As I think about holiday stress, I can’t help but think about my old friend, Jim, a perfectionist. His tie knot is always centered, his shoelaces symmetrical. Jim plans for his holidays four months in advance. He plans every activity in meticulous detail. Eventually, he begins losing sleep and gets so worked up that he ends up going nowhere. It has been more than a decade that he has actually gone anywhere on the holidays.
Then there is Sid, a high achiever who is filled with the most exotic holiday stories you have ever heard — swimming with sharks or walking on water with a yogi. I feel unworthy sharing that all I did was gain two pounds eating marshmallows and watching “Home Alone” for the 16th time while holding my wife’s hand.
But that is exactly the kind of holiday I like. I want to remind Jim and Sid, and myself, that holidays are about relaxation and relationships.
Research shows our ambitions and perfectionist disposition have converted holidays into a risky time of the year. January is the “divorce month,” partly from the relationship stress test that occurs in December. “Christmas coronary” and “Hanukkah heart attack” describe the increased cardiovascular risk during the festive time of the year. Stress plays a role in that.

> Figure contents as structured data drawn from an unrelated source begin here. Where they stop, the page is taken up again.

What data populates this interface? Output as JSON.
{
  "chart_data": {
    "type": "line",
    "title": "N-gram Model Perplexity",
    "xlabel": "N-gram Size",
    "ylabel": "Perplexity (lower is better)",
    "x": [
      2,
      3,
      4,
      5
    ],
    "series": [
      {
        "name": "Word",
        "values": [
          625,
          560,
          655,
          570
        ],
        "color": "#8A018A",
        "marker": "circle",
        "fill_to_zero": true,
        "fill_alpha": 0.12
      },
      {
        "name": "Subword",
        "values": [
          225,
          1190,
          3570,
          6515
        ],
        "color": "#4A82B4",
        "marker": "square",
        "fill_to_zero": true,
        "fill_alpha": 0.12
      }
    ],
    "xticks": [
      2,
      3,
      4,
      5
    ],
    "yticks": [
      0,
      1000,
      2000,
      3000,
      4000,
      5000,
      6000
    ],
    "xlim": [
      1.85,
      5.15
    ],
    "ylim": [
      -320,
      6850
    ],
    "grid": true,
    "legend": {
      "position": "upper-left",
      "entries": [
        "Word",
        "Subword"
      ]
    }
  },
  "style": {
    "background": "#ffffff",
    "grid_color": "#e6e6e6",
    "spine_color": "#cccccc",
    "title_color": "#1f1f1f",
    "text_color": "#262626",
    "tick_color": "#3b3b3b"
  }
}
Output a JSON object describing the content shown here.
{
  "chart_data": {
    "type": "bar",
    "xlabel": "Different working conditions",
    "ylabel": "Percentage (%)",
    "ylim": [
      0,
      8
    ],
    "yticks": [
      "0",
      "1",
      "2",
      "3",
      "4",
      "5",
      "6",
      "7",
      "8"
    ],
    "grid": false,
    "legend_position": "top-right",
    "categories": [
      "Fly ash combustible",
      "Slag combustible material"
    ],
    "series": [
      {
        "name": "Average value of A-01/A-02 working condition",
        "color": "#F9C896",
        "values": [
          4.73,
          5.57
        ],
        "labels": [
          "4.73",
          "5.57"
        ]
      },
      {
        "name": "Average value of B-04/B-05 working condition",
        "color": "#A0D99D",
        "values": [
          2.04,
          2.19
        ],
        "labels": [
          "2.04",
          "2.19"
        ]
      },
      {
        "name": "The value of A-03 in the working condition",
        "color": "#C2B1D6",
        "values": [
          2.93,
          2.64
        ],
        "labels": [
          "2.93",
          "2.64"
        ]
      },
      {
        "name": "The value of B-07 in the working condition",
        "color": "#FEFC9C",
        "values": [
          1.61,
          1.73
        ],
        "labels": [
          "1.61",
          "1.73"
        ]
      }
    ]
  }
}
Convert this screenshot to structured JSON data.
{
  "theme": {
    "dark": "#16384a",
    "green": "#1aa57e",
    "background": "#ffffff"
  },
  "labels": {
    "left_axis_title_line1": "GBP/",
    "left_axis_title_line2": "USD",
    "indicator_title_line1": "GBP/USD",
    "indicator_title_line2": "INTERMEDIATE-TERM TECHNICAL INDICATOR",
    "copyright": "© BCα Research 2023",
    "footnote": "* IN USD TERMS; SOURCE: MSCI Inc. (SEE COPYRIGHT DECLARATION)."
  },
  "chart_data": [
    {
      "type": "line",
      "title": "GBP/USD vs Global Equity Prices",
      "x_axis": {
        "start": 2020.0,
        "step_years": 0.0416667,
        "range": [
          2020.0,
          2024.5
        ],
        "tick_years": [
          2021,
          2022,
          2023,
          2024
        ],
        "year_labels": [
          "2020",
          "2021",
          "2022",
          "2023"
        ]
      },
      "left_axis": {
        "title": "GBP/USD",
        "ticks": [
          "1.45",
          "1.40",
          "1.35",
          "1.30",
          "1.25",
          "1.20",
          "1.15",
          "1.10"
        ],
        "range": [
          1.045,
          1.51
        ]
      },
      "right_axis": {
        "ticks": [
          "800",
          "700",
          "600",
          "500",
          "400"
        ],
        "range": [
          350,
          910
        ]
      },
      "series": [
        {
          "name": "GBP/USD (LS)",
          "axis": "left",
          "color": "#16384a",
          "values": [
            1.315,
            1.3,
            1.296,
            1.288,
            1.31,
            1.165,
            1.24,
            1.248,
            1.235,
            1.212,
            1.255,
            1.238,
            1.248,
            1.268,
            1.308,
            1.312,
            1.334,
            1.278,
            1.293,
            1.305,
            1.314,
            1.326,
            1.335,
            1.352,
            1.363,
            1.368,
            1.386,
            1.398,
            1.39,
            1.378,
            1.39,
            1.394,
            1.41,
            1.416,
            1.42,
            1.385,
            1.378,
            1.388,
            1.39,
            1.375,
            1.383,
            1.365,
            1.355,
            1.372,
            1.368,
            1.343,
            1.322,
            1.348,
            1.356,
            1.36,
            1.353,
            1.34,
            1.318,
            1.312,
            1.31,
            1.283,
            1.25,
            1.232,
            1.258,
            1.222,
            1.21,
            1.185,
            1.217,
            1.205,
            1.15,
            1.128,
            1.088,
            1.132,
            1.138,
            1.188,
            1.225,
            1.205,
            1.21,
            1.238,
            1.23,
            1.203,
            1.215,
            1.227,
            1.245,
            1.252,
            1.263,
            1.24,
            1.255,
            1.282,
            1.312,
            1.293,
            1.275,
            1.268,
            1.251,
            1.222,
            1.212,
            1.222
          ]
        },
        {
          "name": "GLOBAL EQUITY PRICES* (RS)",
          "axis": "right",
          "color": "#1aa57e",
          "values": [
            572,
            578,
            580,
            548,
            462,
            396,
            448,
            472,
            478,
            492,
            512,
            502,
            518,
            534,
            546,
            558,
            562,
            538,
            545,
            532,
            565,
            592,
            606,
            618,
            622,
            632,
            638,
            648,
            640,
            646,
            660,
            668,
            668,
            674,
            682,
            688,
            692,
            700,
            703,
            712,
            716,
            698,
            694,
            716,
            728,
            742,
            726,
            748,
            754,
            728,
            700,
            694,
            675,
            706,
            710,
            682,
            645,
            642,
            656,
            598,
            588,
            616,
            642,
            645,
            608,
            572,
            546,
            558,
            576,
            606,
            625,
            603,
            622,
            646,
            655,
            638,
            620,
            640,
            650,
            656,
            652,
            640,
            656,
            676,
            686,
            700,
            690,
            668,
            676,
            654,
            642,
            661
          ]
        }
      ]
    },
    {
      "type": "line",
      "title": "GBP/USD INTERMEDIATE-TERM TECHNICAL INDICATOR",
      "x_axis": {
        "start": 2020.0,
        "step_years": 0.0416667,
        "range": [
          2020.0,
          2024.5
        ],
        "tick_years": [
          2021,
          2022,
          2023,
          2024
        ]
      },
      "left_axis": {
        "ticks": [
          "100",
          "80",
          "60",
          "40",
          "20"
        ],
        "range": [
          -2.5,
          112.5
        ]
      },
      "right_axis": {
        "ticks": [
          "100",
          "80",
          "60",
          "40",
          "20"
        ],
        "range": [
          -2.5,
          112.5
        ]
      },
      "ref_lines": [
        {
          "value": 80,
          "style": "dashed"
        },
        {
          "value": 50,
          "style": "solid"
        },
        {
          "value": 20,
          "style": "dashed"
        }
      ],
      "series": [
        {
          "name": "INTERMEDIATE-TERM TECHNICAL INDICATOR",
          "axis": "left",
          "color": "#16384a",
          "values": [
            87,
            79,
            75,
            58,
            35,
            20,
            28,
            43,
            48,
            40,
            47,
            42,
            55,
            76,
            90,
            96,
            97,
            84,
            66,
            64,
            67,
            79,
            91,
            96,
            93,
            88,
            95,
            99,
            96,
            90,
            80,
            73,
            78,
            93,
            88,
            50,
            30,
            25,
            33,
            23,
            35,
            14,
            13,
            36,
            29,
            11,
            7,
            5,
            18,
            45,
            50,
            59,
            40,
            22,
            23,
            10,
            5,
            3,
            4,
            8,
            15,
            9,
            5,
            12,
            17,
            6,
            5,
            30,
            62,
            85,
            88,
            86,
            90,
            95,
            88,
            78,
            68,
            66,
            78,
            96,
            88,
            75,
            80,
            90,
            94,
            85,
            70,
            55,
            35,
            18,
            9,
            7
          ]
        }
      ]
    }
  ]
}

Here then are five simple tips to live your holiday season to the fullest, whether you are a perfectionist, a high achiever or a “Home Alone” diehard:
1. Prioritize relationships
Holidays are the times to deepen and nurture your relationships. Heal the previous divides, bridge the gaps and reach out to your friends and loved ones you enjoy spending time with.
2. Flow with imperfections
There is no such thing as a perfect party or a perfect trip. Remember, travel is about having good time with your traveling companion. Also remember that if you haven’t met your loved ones for some time, you may have forgotten their quirks. Bring greater acceptance and forgiveness when you meet them this season.
3. Savor your sleep
A common stressor is accumulating sleep debt that can hurt your quality of life and well-being. Ensure you get your sleep, even if it means missing a late night show.
4. Stay within your budget
The thrill of holidays can evaporate quickly when credit card bills arrive. Plan your spending ahead and stay within your budget. Keep a 10 percent contingency, if you can.
5. Celebrate the spirit of the holidays
Use Thanksgiving as a reminder to be grateful, Christmas as a reminder to be forgiving and New Year’s as a marker of new beginnings.